Meridianstein der Marburger Sternwarte wiederentdeckt

Schrimpf berichtet über seine Entdeckung am 3. Dezember 2008 in einem Vortrag im Rahmen des Studium generale, der unter dem Titel „Das Maß der Welt und des Universums“ die Beiträge der Marburger Sternwarte im 19. Jahrhundert behandelt.

Ein wesentlicher Fortschritt in der Astronomie des 18. und 19. Jahrhunderts waren die immer präziser werdenden Messungen von Sternpositionen. Um die Zeit der französischen Revolution zogen die Astronomen mit der Absicht aus, die Erde zu vermessen. Das hehre Ziel: Aus dem Erdumfang sollte das Meter als Normmaß für alle Völker der Erde festgelegt werden.

Ein wichtiges Ergebnis: Die Erde ist kein rotationssymmetrischer Körper, kein Ellipsoid! Die geplante Ableitung des Meters aus dem Erdumfang funktionierte leider nicht. Anfang des 19. Jahrhunderts nutzte man die Erfahrungen der Meridianmessung zur Landvermessung. Die Kurhessische Triangulierung wurde von Christian Ludwig Gerling, dem Gründer der Marburger Sternwarte, von 1821 bis 1837 durchgeführt.

Nachdem nun die Erde vermessen war, bemühte man sich, die Größe des Sonnensystems immer präziser zu ermitteln. Die Transits der Venus wurden schon im 17. Jahrhundert als sehr geeignet zur Vermessung des Abstandes Erde-Sonne („Astronomische Einheit“) empfunden, allerdings treten sie paarweise nur etwa alle 120 Jahre auf. Gerling machte den Vorschlag, stattdessen die Stillstandspunkte der Venusbahn präzise zu vermessen.

Als Gerling im Jahr 1841 die Sternwarte am Schlossberg errichtete, schaffte er unter anderem ein so genanntes Passage-Instrument an, ein Spezialteleskop, mit dem man den Durchgang von Sternen durch den Meridian vermessen konnte, also durch den Nord-Süd-Himmelsbogen. Um dieses Gerät ebenso einfach wie sicher justieren zu können, ließ Gerling von 1843 an eine Reihe von steinernen Malen in der Umgebung setzen, an denen das Passage-Instrument ausgerichtet werden konnte. Solche Landmarken, die eine Dezimeterskala tragen, werden als Meridiansteine bezeichnet.

Der mutmaßliche nördliche Peilstein, der anhand von Entfernungs- und Richtungsangaben aus einem Brief Gerlings an seinen Lehrer Gauß und einer Doktorarbeit eines seiner Schüler in einem Waldstück in Wehrda lokalsiert werden konnte, ist in zwei Teile zerbrochen und umgefallen, eine Skala ist auf der oben liegenden Seite nicht zu erkennen.

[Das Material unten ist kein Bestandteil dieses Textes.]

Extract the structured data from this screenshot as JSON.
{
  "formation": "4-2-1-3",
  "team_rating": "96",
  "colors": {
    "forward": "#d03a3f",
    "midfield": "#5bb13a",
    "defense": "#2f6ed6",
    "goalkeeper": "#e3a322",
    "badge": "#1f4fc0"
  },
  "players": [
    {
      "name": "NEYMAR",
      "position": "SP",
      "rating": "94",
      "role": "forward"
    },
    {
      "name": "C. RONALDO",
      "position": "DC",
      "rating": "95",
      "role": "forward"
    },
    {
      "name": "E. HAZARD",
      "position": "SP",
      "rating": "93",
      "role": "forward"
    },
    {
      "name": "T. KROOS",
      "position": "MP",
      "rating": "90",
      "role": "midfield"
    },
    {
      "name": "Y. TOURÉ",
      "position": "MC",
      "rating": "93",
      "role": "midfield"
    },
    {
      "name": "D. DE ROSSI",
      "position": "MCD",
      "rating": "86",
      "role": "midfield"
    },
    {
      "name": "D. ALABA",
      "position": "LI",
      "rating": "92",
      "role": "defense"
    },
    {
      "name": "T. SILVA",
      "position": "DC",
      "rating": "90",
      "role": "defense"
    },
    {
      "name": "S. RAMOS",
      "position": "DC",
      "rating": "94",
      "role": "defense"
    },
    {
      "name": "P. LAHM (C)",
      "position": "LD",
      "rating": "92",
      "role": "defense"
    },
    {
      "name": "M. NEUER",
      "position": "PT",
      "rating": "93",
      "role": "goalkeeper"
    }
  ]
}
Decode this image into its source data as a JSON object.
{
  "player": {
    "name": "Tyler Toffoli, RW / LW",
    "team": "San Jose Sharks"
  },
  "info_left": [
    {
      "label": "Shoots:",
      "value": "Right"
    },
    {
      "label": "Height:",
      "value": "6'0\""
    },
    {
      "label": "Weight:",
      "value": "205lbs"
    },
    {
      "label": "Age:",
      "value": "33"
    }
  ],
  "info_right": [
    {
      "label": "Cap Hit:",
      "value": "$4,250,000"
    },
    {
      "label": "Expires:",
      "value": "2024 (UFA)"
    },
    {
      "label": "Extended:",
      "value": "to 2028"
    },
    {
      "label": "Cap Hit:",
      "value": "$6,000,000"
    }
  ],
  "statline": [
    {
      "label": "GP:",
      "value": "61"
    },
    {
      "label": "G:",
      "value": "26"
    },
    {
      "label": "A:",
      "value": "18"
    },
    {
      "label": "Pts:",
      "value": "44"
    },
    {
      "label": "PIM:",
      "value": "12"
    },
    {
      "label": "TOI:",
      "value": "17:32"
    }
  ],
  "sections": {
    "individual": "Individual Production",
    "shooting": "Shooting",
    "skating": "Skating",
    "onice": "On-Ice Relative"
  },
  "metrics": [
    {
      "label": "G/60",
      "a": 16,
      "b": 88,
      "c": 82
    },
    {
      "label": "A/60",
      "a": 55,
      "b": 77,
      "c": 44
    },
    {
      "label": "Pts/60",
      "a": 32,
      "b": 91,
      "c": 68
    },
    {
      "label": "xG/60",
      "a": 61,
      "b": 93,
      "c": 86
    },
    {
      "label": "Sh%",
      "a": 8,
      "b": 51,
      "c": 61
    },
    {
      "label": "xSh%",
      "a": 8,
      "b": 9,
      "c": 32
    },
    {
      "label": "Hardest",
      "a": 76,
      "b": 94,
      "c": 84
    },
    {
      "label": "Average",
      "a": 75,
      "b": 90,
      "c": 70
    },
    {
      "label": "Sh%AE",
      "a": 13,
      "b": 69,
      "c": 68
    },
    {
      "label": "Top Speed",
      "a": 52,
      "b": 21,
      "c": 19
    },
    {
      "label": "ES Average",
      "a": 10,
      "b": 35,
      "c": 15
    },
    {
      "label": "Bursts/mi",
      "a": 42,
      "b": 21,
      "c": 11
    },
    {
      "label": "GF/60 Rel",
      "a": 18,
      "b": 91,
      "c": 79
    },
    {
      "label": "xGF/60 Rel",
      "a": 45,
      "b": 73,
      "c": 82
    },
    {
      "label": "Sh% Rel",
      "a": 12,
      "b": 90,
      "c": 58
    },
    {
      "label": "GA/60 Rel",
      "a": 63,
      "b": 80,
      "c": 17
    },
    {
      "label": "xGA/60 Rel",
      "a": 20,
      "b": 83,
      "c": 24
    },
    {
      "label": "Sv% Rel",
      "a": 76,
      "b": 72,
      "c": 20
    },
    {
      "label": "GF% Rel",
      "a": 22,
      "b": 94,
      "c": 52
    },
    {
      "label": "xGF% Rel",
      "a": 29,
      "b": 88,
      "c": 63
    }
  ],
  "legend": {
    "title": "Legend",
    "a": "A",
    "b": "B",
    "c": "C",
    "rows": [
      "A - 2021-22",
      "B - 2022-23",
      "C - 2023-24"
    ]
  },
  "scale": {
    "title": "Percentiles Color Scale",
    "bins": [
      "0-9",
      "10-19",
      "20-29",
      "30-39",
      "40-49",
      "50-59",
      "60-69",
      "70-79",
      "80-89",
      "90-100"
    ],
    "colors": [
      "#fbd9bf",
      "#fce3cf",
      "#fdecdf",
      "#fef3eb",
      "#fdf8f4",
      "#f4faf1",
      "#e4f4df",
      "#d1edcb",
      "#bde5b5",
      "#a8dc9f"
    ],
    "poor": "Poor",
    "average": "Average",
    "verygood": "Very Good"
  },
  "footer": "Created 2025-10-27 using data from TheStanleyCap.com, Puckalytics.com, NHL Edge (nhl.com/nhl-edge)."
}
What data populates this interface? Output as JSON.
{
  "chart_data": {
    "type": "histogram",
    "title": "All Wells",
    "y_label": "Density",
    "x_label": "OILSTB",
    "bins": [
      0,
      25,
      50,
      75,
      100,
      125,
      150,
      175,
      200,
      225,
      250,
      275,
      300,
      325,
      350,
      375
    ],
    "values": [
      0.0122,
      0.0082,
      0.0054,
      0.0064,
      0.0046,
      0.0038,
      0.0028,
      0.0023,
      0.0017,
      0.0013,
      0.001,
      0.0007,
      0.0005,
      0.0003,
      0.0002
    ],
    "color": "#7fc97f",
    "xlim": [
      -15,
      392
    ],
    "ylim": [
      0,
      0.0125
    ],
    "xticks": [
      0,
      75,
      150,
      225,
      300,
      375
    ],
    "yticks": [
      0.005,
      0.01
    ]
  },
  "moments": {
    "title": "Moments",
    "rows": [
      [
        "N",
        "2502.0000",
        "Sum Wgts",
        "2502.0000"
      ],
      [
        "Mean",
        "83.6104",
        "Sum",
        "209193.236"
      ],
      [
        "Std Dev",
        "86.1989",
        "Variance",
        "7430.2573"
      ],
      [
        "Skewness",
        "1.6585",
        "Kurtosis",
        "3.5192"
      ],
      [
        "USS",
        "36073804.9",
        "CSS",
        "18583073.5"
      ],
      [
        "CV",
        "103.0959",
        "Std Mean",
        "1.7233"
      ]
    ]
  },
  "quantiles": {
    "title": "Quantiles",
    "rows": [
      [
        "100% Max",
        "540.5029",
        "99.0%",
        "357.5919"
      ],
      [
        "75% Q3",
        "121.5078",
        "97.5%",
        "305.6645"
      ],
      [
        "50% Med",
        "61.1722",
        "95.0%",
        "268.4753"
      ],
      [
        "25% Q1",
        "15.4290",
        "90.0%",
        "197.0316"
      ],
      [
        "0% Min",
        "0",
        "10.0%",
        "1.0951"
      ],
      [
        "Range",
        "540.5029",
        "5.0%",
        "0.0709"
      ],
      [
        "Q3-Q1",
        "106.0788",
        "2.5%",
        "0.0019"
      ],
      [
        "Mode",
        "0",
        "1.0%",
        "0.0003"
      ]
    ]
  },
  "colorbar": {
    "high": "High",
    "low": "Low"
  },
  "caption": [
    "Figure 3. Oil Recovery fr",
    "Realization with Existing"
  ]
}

Im Rahmen eines Einsatzes des Technischen Hilfswerkes im November 2008 veranlasste Schrimpf als heutiger Leiter der Gerling-Sternwarte, dass die Fragmente genau inspiziert wurden. Dabei stellte sich heraus, dass es sich bei dem Fund tatsächlich um den Meridianstein der Marburger Sternwarte von 1843 handelt.

Gerlings machte unter anderem einen interessanten Vorschlag zur Bestimmung der Astronomischen Einheit anhand einer Analyse spezieller Eigenschaften der Bewegung des Planeten Venus. wurde 1849 bis 1852 Messungen von einem amerikanischen Astronomen durchgeführt. Die letzte Verbesserung des Wertes der Astronomischen Einheit – mit Messungen dieser Art – wurde bei den Transits 1874/1882 erzielt, unter Beteiligung von Gerlings Schülern und einem Marburger Feinmechaniker!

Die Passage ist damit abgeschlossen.